Après une évasion de la prison de Puy-en-Velay organisée par la résistance, avec plusieurs dizaines d’autres prisonniers, Blasco est mort en octobre 1943, assassiné sur ordre du PCF et très vraisemblablement de Staline lui-même. Trois autres trotskystes, Pierre Salini-Ségal, Abram Sadek et Jean Reboul, furent éliminés avec lui, alors qu’ils faisaient partie du maquis FTP Wodli en Auvergne.

Alors qu’il faisait assassiner Blasco et ses camarades, le PCF se décidait à «sacrifier» le Groupe Manouchian, en lui ordonnant de rester à Paris alors qu’il le savait filé par la police française.

Le sort de Tchakarian à la fin de sa vie illustre comment le stalinisme désarme les travailleurs aujourd’hui face à la montée de l’extrême-droite, favorisée par l’ensemble de l’élite dirigeante.

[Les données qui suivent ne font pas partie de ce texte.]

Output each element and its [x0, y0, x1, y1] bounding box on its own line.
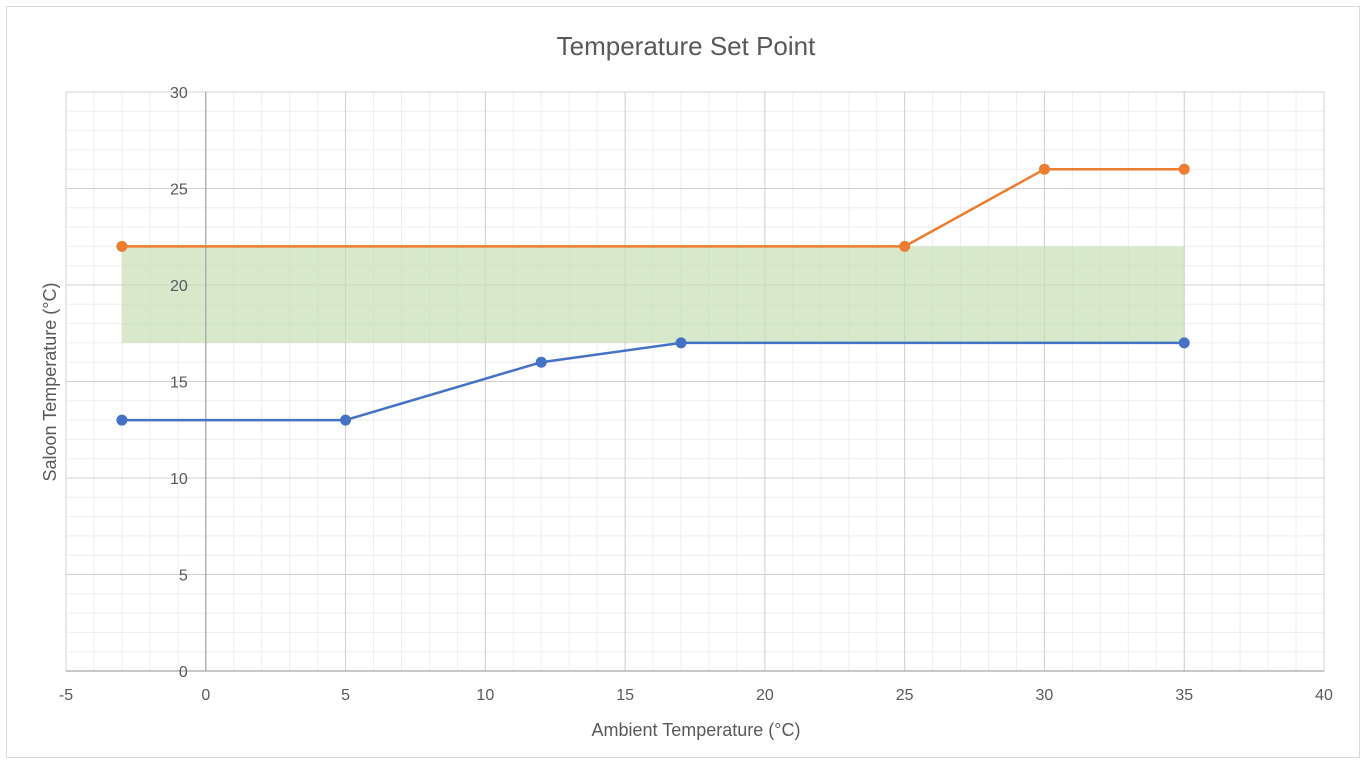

En 2005, Tchakarian accepta la Légion d’honneur, dont il fut fait officier en 2012, par Nicolas Sarkozy, le président de droite qui pratiquait l‘ouverture vers le FN néofasciste, l’héritier politique de Vichy. En avril 2017, il est fait commandeur de la Légion d’honneur par le gouvernement Hollande, qui avait voulu établir dans la constitution la déchéance de nationalité, mesure maniée contre les Juifs et les résistants par le régime de Vichy.

La renommée de l’action du groupe Manouchian est néanmoins, malgré la confusion créée par le PCF, pleinement méritée.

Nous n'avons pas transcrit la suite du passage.